As such, the first major incident was the brutal hacking of Rani Maria in Indore in 1995. This was followed by the killing of Graham Staines in 1999. He was an Australian missionary working in Keonjhar in Orissa. His work was related to leprosy patients. He was accused of conversion activities. The attack against him was led by Bajrang Dal’s Dara Singh, who instigated people to attack him. This attack was horrific, as he along with his two minor sons, Timothy and Philip, were burnt alive when they were sleeping in a jeep.

The attack was labelled as belonging to ‘worlds inventory of black deeds’ by the then President of India K.R. Narayanan. The National Democratic Alliance-BJP government at that time was led by Atal Bihari Vajpayee. They concluded that this was a conspiracy by foreign powers to defame the government. Later, the Wadhwa Commission came out with a report that Rajendra Pal aka Dara Singh of Bajrang Dal was the main conspirator. He is currently undergoing life imprisonment.

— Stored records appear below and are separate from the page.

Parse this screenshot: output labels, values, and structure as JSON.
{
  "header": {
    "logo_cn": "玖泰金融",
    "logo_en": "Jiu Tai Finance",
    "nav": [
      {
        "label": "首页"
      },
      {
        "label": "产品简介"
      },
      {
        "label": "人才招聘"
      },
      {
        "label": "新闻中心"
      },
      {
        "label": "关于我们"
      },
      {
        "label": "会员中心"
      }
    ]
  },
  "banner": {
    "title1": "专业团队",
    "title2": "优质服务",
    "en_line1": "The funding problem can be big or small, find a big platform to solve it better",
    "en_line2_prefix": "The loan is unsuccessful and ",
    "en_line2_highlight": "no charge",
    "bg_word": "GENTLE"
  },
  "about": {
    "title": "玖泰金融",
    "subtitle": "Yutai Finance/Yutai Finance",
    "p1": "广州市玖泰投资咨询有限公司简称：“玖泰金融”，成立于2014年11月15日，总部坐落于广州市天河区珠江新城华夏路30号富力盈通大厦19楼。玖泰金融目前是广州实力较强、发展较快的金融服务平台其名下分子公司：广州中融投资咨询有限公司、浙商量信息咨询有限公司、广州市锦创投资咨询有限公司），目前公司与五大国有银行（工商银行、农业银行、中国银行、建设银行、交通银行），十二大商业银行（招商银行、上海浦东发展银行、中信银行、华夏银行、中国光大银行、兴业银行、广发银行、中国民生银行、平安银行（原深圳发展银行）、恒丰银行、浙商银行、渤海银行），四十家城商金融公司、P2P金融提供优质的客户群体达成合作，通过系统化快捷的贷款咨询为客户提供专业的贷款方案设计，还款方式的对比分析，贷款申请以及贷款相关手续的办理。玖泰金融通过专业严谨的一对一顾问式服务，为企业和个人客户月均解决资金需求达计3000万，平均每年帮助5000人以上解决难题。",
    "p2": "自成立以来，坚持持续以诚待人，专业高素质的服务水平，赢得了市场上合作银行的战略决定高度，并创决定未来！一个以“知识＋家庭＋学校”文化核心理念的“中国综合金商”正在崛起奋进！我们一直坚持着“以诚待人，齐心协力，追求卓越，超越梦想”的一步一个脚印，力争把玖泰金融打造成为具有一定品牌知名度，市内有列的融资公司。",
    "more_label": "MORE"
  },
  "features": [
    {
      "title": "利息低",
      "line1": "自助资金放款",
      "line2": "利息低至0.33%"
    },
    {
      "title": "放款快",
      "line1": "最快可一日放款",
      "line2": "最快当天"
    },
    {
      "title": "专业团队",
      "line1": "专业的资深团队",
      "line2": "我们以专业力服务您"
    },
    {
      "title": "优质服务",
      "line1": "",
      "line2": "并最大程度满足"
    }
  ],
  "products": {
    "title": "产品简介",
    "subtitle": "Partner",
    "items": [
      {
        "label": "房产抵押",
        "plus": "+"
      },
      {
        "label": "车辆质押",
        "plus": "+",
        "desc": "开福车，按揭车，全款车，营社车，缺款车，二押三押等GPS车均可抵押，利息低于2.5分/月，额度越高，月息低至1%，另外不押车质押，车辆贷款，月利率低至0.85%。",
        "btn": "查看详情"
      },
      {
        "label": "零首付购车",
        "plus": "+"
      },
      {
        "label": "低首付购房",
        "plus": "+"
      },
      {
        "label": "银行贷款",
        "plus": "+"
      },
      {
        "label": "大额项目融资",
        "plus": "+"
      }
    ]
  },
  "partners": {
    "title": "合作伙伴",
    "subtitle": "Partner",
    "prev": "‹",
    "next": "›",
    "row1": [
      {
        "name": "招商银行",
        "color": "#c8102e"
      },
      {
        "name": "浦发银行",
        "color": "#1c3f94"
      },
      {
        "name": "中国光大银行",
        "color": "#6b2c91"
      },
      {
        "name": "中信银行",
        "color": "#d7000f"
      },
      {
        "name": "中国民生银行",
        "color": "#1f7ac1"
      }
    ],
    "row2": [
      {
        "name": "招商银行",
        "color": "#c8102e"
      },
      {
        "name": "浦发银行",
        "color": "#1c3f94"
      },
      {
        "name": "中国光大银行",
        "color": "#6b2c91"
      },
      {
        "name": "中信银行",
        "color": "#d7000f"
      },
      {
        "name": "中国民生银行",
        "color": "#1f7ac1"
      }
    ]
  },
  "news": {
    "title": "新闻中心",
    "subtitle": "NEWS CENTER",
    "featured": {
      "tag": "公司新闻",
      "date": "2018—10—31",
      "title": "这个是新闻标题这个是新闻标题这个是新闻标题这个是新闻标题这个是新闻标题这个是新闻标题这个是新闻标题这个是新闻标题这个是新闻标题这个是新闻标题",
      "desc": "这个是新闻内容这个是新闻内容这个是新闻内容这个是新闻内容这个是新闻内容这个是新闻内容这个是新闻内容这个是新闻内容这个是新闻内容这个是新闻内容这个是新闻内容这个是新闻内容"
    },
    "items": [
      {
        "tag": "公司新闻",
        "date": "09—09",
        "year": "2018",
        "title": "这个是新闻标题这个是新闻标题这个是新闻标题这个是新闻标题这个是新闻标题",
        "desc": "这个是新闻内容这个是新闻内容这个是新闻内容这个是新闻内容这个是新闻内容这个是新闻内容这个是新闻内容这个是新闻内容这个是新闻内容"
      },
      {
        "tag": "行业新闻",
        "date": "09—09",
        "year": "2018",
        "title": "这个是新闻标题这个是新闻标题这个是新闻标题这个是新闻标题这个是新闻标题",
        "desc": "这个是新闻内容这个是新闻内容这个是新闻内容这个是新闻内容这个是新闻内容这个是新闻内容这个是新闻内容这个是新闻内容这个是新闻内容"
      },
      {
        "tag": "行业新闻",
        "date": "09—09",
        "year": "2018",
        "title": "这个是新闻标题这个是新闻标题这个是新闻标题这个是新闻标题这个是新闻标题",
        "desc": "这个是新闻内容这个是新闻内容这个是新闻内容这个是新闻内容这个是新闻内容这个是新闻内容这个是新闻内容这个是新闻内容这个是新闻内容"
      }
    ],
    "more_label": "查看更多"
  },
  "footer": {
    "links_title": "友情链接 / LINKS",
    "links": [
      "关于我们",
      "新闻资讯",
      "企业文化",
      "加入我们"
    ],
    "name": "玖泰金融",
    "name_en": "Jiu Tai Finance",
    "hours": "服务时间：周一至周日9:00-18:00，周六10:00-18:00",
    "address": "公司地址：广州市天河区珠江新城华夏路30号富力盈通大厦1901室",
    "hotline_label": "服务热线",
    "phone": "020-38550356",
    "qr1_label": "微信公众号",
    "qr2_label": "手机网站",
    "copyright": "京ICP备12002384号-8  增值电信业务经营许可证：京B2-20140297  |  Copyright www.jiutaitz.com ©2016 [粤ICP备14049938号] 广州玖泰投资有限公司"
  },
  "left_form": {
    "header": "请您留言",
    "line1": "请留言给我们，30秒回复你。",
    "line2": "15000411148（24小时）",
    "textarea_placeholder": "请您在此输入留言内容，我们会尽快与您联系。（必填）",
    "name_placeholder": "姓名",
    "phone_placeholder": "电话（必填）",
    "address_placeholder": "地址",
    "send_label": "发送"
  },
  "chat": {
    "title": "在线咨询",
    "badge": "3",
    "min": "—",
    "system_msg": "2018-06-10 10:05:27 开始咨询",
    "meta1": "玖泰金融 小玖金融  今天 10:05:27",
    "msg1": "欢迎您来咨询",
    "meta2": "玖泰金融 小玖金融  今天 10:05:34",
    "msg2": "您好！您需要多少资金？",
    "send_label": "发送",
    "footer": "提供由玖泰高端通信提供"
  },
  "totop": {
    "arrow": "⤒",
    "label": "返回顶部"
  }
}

Prior to this, the Vanvasi Kalyan Ashrams set up by RSS had been propagating that Christian missionaries were making a show of work for education and health. The main ashrams were set up in Dangs (Gujarat) Jhabua and in Kandhamal (Odisha) where the likes of Swami Aseemanand and Swami Laxmananand started spreading their propaganda. Meanwhile, many Shabri Kumbhas were organised to win over adivasis to Hindu cultural-religious symbols.

In adivasi areas, Shabri, a sign of destitution, was promoted as a goddess. At the same time, Lord Hanuman was propagated for his loyalty to Lord Ram. This religio-cultural endeavour also led to setting up of temples for these two deities. In the din of this propaganda, what is forgotten is that Christianity is a very old religion in India, with St. Thomas setting up a church on Malabar Coast in AD 52.

After nearly two centuries of their work, today the percentage of Christians stands at 2.3%. Interestingly, in 1971, the percentage of Christians was 2.6% and today it stands at 2.3% (as per Census 2011 figures) while the propaganda machinery is doing its work and spreading propaganda that Chistian missionaries are converting by force, fraud and allurement. Many states have also come up with anti-conversion laws, which are increasing the intimidation of missionary workers.

M S Golwalkar, the second sarsanghchalak of RSS, had written in his book, Bunch of Thoughts, that Muslims, Christians and communists are the internal threats to a Hindu nation. So, after the obvious anti-Muslim violence, their anti-Christian agenda is becoming more apparent!    

The writer is a human rights defender and a former professor at the Indian Institute of Technology, Bombay. The views are personal.